Liam Fox: Economic nationalism risks creating global ‘free for all’

Protectionist economic policies risk undermining international trade rules and creating a global “free for all”, Liam Fox will warn.

The International Trade Secretary will use a major speech to say that the apparent benefits of economic nationalism are a “mirage”.

His comments come as the US and China are locked in a trade battle which has had repercussions across the world as Donald Trump sought to protect American industries from cheap imports.

Tariffs imposed by Mr Trump on steel and aluminium imports have led to tit-for-tat retaliation by economies including the European Union.

As well as warning of the dangers of protectionism, Dr Fox will say that breaking down barriers to the global trade in services is a key priority for post-Brexit Britain.

In his speech in London, Dr Fox will warn against trade policies which could undermine the institutions such as the World Trade Organisation which govern international commerce.

“Economic nationalism may look like an attractive shelter from the winds of change that have come with the era of globalisation – and even more from the technological revolution in which we find ourselves – but it is a mirage,” he will say.

“The alternative to an international rules-based system is at best a deals-based system that will suit the strongest and at worst a free for all that will put at risk much of the progress we have made in recent decades.”

Dr Fox will set out his hopes for liberalisation in the services sector, a key strength of the UK economy.

The service sector includes a wide range of activities including financial services, travel and information technology.

The Brexiteer Cabinet minister will say that leaving the EU will allow the UK to focus on the sector in its trade policy.

He will claim the global regulatory system for trade in services has failed to keep up with changes in the way business is conducted.

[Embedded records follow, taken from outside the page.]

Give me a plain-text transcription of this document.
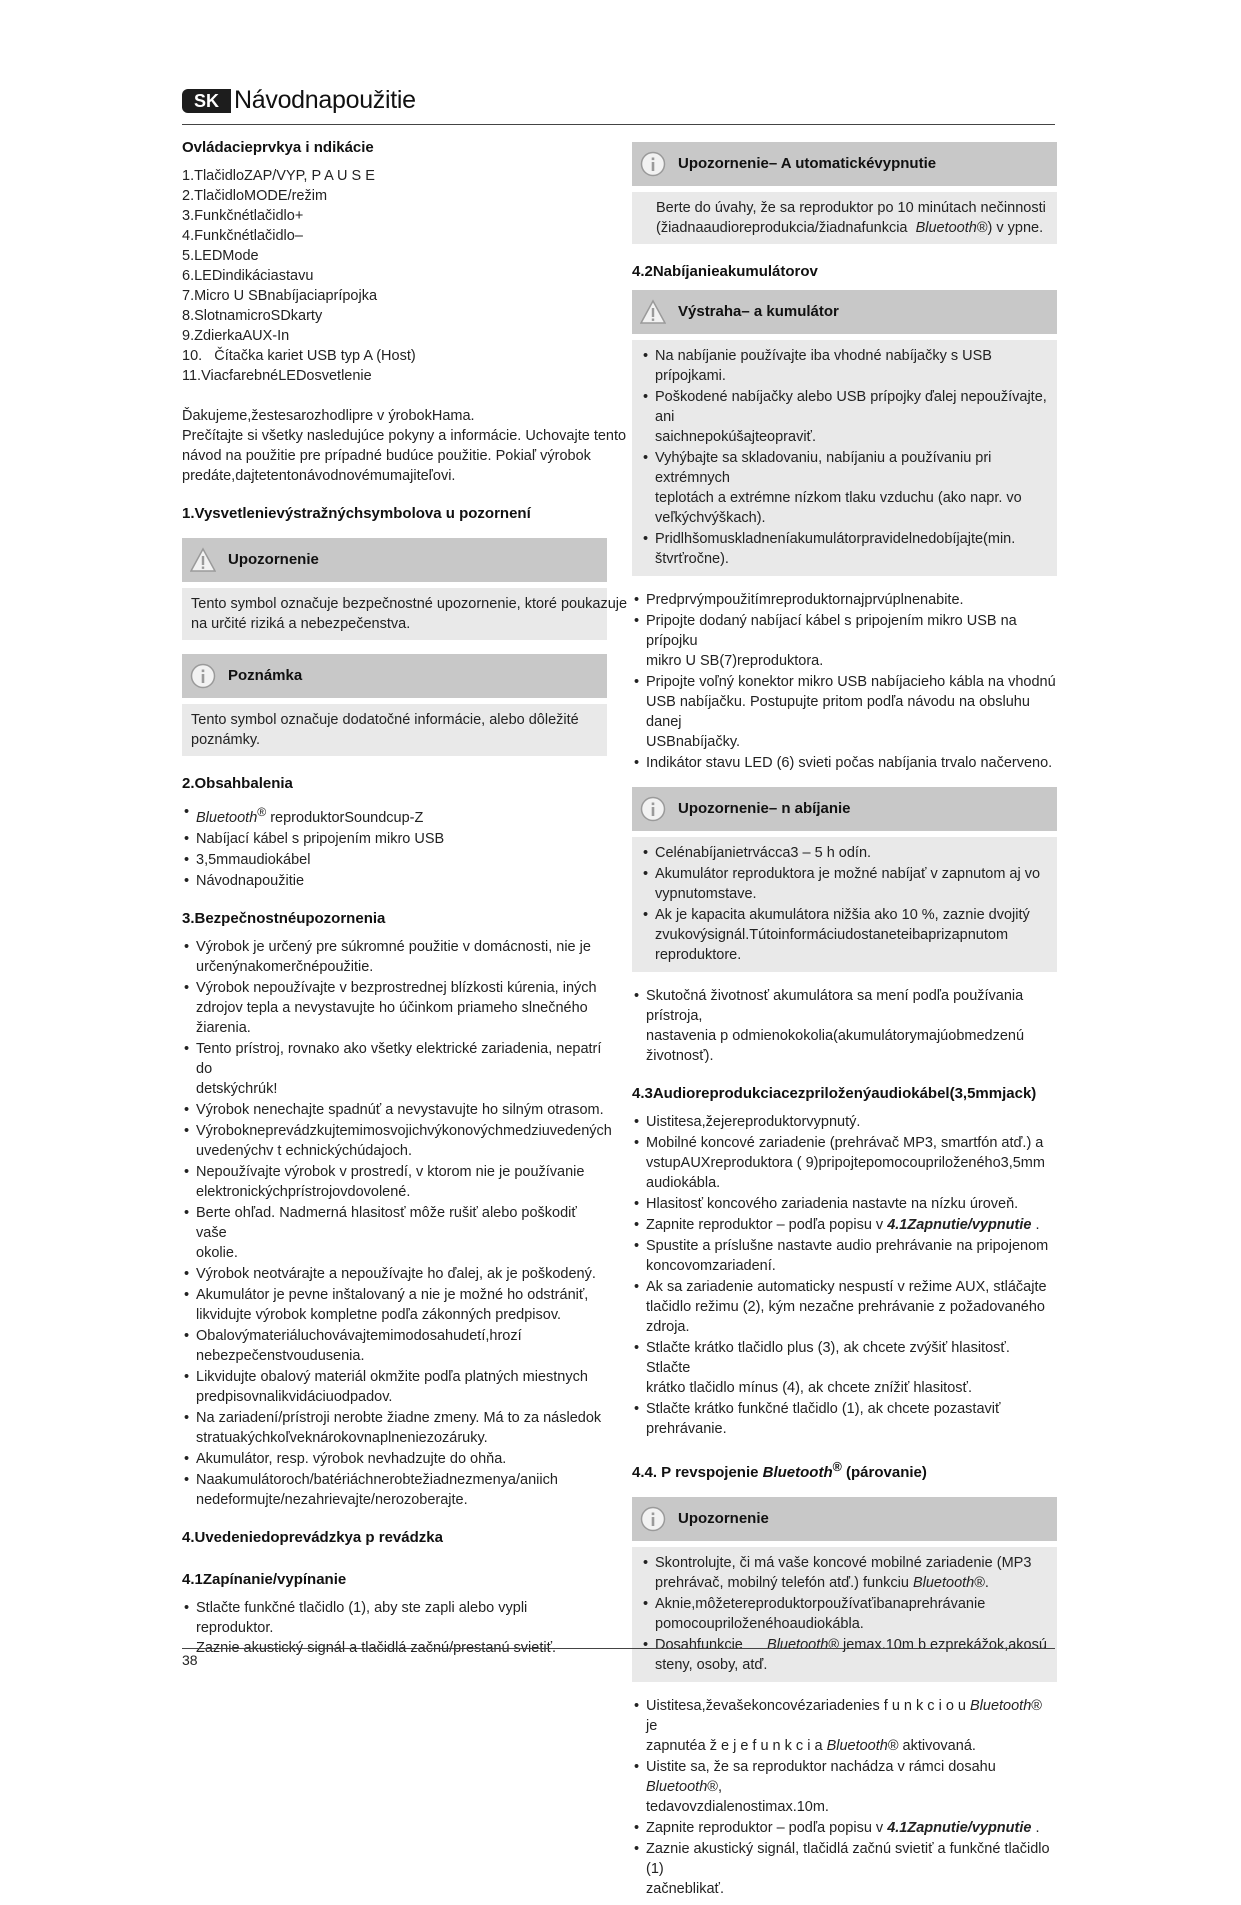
SK Návodnapoužitie
Ovládacieprvkya i ndikácie
1.TlačidloZAP/VYP, P A U S E
2.TlačidloMODE/režim
3.Funkčnétlačidlo+
4.Funkčnétlačidlo–
5.LEDMode
6.LEDindikáciastavu
7.Micro U SBnabíjaciaprípojka
8.SlotnamicroSDkarty
9.ZdierkaAUX-In
10.   Čítačka kariet USB typ A (Host)
11.ViacfarebnéLEDosvetlenie
Ďakujeme,žestesarozhodlipre v ýrobokHama.
Prečítajte si všetky nasledujúce pokyny a informácie. Uchovajte tento
návod na použitie pre prípadné budúce použitie. Pokiaľ výrobok
predáte,dajtetentonávodnovémumajiteľovi.
1.Vysvetlenievýstražnýchsymbolova u pozornení
Upozornenie
Tento symbol označuje bezpečnostné upozornenie, ktoré poukazuje
na určité riziká a nebezpečenstva.
Poznámka
Tento symbol označuje dodatočné informácie, alebo dôležité
poznámky.
2.Obsahbalenia
• Bluetooth® reproduktorSoundcup-Z
• Nabíjací kábel s pripojením mikro USB
• 3,5mmaudiokábel
• Návodnapoužitie
3.Bezpečnostnéupozornenia
• Výrobok je určený pre súkromné použitie v domácnosti, nie je
určenýnakomerčnépoužitie.
• Výrobok nepoužívajte v bezprostrednej blízkosti kúrenia, iných
zdrojov tepla a nevystavujte ho účinkom priameho slnečného
žiarenia.
• Tento prístroj, rovnako ako všetky elektrické zariadenia, nepatrí do
detskýchrúk!
• Výrobok nenechajte spadnúť a nevystavujte ho silným otrasom.
• Výrobokneprevádzkujtemimosvojichvýkonovýchmedziuvedených
uvedenýchv t echnickýchúdajoch.
• Nepoužívajte výrobok v prostredí, v ktorom nie je používanie
elektronickýchprístrojovdovolené.
• Berte ohľad. Nadmerná hlasitosť môže rušiť alebo poškodiť vaše
okolie.
• Výrobok neotvárajte a nepoužívajte ho ďalej, ak je poškodený.
• Akumulátor je pevne inštalovaný a nie je možné ho odstrániť,
likvidujte výrobok kompletne podľa zákonných predpisov.
• Obalovýmateriáluchovávajtemimodosahudetí,hrozí
nebezpečenstvoudusenia.
• Likvidujte obalový materiál okmžite podľa platných miestnych
predpisovnalikvidáciuodpadov.
• Na zariadení/prístroji nerobte žiadne zmeny. Má to za následok
stratuakýchkoľveknárokovnaplneniezozáruky.
• Akumulátor, resp. výrobok nevhadzujte do ohňa.
• Naakumulátoroch/batériáchnerobtežiadnezmenya/aniich
nedeformujte/nezahrievajte/nerozoberajte.
4.Uvedeniedoprevádzkya p revádzka
4.1Zapínanie/vypínanie
• Stlačte funkčné tlačidlo (1), aby ste zapli alebo vypli reproduktor.
Zaznie akustický signál a tlačidlá začnú/prestanú svietiť.
Upozornenie– A utomatickévypnutie
Berte do úvahy, že sa reproduktor po 10 minútach nečinnosti
(žiadnaaudioreprodukcia/žiadnafunkcia  Bluetooth®) v ypne.
4.2Nabíjanieakumulátorov
Výstraha– a kumulátor
• Na nabíjanie používajte iba vhodné nabíjačky s USB prípojkami.
• Poškodené nabíjačky alebo USB prípojky ďalej nepoužívajte, ani
saichnepokúšajteopraviť.
• Vyhýbajte sa skladovaniu, nabíjaniu a používaniu pri extrémnych
teplotách a extrémne nízkom tlaku vzduchu (ako napr. vo
veľkýchvýškach).
• Pridlhšomuskladneníakumulátorpravidelnedobíjajte(min.
štvrťročne).
• Predprvýmpoužitímreproduktornajprvúplnenabite.
• Pripojte dodaný nabíjací kábel s pripojením mikro USB na prípojku
mikro U SB(7)reproduktora.
• Pripojte voľný konektor mikro USB nabíjacieho kábla na vhodnú
USB nabíjačku. Postupujte pritom podľa návodu na obsluhu danej
USBnabíjačky.
• Indikátor stavu LED (6) svieti počas nabíjania trvalo načerveno.
Upozornenie– n abíjanie
• Celénabíjanietrvácca3 – 5 h odín.
• Akumulátor reproduktora je možné nabíjať v zapnutom aj vo
vypnutomstave.
• Ak je kapacita akumulátora nižšia ako 10 %, zaznie dvojitý
zvukovýsignál.Tútoinformáciudostaneteibaprizapnutom
reproduktore.
• Skutočná životnosť akumulátora sa mení podľa používania prístroja,
nastavenia p odmienokokolia(akumulátorymajúobmedzenú
životnosť).
4.3Audioreprodukciacezpriloženýaudiokábel(3,5mmjack)
• Uistitesa,žejereproduktorvypnutý.
• Mobilné koncové zariadenie (prehrávač MP3, smartfón atď.) a
vstupAUXreproduktora ( 9)pripojtepomocoupriloženého3,5mm
audiokábla.
• Hlasitosť koncového zariadenia nastavte na nízku úroveň.
• Zapnite reproduktor – podľa popisu v 4.1Zapnutie/vypnutie .
• Spustite a príslušne nastavte audio prehrávanie na pripojenom
koncovomzariadení.
• Ak sa zariadenie automaticky nespustí v režime AUX, stláčajte
tlačidlo režimu (2), kým nezačne prehrávanie z požadovaného
zdroja.
• Stlačte krátko tlačidlo plus (3), ak chcete zvýšiť hlasitosť. Stlačte
krátko tlačidlo mínus (4), ak chcete znížiť hlasitosť.
• Stlačte krátko funkčné tlačidlo (1), ak chcete pozastaviť prehrávanie.
4.4. P revspojenie Bluetooth® (párovanie)
Upozornenie
• Skontrolujte, či má vaše koncové mobilné zariadenie (MP3
prehrávač, mobilný telefón atď.) funkciu Bluetooth®.
• Aknie,môžetereproduktorpoužívaťibanaprehrávanie
pomocoupriloženéhoaudiokábla.
• Dosahfunkcie      Bluetooth® jemax.10m b ezprekážok,akosú
steny, osoby, atď.
• Uistitesa,ževašekoncovézariadenies f u n k c i o u Bluetooth® je
zapnutéa ž e j e f u n k c i a Bluetooth® aktivovaná.
• Uistite sa, že sa reproduktor nachádza v rámci dosahu Bluetooth®,
tedavovzdialenostimax.10m.
• Zapnite reproduktor – podľa popisu v 4.1Zapnutie/vypnutie .
• Zaznie akustický signál, tlačidlá začnú svietiť a funkčné tlačidlo (1)
začneblikať.
38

“The UK’s priority must be the liberalisation of the global trade in services,” he will say.

The UK is the second-largest services exporter, with 26 million people employed in service industries.

“Leaving the EU gives us the freedom to pursue an independent trade policy that reflects our unique strengths in services,” Dr Fox will say.

“We live in a world where there is an increasing blurring of what constitutes a good and what constitutes a service and yet the regulatory system is a long way behind the curve.

“A recent WTO report estimates that, while services comprise two-thirds of global GDP and employment – and nearly half of world trade on a value-added basis – the barriers to trade in services are about as large as those in goods were half a century ago.”